Free Republic member Grizzled Bear has updated the parody to warn a new generation that Global Warming will ruin your life. And your hard drive. And your credit rating. And..... here it is (a couple of typos corrected, but -- apologies -- certain indelicate references kept in for the sake of completeness):
I have one point of disagreement with the author. I do believe in the existence of global warming (although it seems to have plateaued in the past decade), but I remain unconvinced of its alleged anthropogenic nature. I agreed with just about everything else he said, though. AGW hasn't done anything to my hard drive yet, but it did fry my computer's motherboard last summer.
Global warming will erase your hard drive. Not the data, but your actual hard drive! Not only that, but it will scramble any disks that are even close to your computer. It will recalibrate your refrigerator's coolness setting so all your ice cream goes melty. It will demagnetize the strips on all your credit cards, screw up the tracking on your television and use subspace field harmonics to scratch any CD's you try to play.
It will give your ex-girlfriend your new phone number. It will mix Kool-aid into your fishtank. It will drink all your beer and leave its socks out on the coffee table when there's company coming over. It will put a dead kitten in the back pocket of your good suit pants and hide your car keys when you are late for work.
Global warming will make you fall in love with a penguin. It will give you nightmares about circus midgets. It will pour sugar in your gas tank and shave off both your eyebrows while dating your girlfriend behind your back and billing the dinner and hotel room to your Discover card.
It will seduce your grandmother.

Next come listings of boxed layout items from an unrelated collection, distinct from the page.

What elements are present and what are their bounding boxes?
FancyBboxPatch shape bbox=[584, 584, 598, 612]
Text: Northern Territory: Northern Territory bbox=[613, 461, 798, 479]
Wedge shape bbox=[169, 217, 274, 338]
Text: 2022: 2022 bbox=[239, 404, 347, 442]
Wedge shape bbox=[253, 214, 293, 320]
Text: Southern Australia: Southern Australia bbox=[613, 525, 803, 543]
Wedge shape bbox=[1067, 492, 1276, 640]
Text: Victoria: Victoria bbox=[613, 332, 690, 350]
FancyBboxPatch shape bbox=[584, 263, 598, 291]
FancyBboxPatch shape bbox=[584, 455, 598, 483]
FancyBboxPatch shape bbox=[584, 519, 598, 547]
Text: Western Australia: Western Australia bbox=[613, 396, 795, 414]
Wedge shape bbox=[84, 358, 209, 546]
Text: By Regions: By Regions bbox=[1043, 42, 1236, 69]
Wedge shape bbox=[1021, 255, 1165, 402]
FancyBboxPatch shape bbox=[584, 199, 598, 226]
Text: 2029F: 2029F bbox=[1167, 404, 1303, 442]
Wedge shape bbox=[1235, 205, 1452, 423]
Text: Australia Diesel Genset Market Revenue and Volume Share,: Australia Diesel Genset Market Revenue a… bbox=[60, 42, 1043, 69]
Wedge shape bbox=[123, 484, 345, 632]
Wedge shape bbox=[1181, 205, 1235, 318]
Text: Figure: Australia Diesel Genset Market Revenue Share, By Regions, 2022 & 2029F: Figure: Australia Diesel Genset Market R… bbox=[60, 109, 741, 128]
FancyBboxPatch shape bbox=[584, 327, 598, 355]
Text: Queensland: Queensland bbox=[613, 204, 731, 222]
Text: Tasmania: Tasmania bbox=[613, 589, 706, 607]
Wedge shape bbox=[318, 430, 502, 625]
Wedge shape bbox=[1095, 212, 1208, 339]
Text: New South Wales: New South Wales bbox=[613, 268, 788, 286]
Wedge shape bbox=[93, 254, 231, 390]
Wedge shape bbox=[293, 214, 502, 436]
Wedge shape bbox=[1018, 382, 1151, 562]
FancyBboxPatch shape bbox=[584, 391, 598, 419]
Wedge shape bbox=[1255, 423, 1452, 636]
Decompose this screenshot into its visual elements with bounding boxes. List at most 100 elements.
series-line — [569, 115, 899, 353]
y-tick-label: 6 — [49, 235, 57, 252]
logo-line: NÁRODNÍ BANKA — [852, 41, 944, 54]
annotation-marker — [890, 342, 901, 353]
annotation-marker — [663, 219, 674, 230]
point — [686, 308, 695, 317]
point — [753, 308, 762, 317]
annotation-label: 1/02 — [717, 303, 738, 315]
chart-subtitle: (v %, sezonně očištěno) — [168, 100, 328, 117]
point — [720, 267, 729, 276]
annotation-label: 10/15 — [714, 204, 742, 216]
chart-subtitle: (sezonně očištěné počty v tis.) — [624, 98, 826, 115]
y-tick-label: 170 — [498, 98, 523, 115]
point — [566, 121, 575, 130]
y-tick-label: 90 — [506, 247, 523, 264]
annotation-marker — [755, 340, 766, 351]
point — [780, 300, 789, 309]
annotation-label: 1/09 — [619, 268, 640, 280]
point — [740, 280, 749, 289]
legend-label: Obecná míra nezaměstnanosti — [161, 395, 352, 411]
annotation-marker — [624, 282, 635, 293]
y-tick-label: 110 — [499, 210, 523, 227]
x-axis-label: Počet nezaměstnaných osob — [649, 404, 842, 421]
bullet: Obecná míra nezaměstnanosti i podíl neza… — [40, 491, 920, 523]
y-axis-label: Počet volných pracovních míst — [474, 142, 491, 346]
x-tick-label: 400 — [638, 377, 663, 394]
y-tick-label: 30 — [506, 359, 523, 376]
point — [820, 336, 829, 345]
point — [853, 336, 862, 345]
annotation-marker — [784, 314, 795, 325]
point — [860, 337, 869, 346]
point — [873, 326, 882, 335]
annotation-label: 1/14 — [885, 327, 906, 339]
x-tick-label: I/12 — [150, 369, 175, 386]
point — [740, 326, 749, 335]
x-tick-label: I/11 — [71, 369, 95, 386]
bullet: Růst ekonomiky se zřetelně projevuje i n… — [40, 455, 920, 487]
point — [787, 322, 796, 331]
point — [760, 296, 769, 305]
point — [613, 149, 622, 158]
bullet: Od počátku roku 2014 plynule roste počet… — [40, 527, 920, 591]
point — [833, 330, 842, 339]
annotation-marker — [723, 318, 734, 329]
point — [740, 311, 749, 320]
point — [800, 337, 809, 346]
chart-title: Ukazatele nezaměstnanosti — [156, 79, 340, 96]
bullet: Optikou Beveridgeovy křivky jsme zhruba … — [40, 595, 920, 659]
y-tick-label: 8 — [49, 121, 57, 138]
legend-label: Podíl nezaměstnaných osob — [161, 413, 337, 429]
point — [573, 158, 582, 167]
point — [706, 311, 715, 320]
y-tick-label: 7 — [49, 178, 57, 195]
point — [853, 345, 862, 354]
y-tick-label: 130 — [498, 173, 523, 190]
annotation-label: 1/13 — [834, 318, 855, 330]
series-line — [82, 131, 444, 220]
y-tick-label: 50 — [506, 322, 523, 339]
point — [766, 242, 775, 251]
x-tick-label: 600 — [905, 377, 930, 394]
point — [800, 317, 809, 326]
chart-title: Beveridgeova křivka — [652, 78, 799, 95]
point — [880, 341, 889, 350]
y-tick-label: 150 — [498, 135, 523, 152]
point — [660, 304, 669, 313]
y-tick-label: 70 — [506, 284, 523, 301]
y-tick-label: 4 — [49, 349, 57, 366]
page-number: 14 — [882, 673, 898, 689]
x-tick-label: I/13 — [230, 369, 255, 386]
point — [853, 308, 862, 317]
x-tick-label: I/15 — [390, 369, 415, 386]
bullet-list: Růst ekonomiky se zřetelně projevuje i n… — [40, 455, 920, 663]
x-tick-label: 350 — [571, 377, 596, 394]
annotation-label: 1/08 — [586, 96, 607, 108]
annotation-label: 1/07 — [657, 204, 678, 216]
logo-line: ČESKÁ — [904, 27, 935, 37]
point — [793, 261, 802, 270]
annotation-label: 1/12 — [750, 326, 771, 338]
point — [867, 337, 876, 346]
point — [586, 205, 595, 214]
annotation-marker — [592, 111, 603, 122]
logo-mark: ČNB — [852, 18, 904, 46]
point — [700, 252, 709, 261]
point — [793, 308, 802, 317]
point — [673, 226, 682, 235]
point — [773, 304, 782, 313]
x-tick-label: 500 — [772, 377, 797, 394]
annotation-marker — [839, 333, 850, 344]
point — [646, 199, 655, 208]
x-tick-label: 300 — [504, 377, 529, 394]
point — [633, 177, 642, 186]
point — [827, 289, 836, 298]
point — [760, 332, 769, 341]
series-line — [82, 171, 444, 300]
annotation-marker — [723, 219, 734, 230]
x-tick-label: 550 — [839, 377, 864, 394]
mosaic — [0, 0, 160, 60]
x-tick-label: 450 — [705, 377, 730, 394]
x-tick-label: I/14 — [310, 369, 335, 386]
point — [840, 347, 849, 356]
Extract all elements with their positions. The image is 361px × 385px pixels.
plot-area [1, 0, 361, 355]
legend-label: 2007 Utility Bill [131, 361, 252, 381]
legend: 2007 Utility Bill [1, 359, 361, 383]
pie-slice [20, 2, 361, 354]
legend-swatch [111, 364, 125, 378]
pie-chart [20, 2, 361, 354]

It does not matter if she is dead, such is the power of Global warming, it reaches out beyond the grave to sully those things we hold most dear.
It moves your car randomly around parking lots so you can't find it. It will kick your dog. It will leave libidinous messages on your boss's voice mail in your voice! It is insidious and subtle. It is dangerous and terrifying to behold. It is also a rather interesting shade of mauve.
Global warming will give you Dutch Elm disease. It will leave the toilet seat up. It will make a batch of methamphetamines in your bathtub and then leave bacon cooking on the stove while it goes out to chase gradeschoolers with your new snowblower.
It cannot do anything to you. But I can. I am sending this message to everyone in the world. Tell your friends, tell your family. If anyone else bothers me with fearmongering concerning Global warming, I will turn hating them into a religion. I will do things to them that would make a horsehead in your bed look like Easter Sunday brunch.
Listen to me. Global warming does not exist.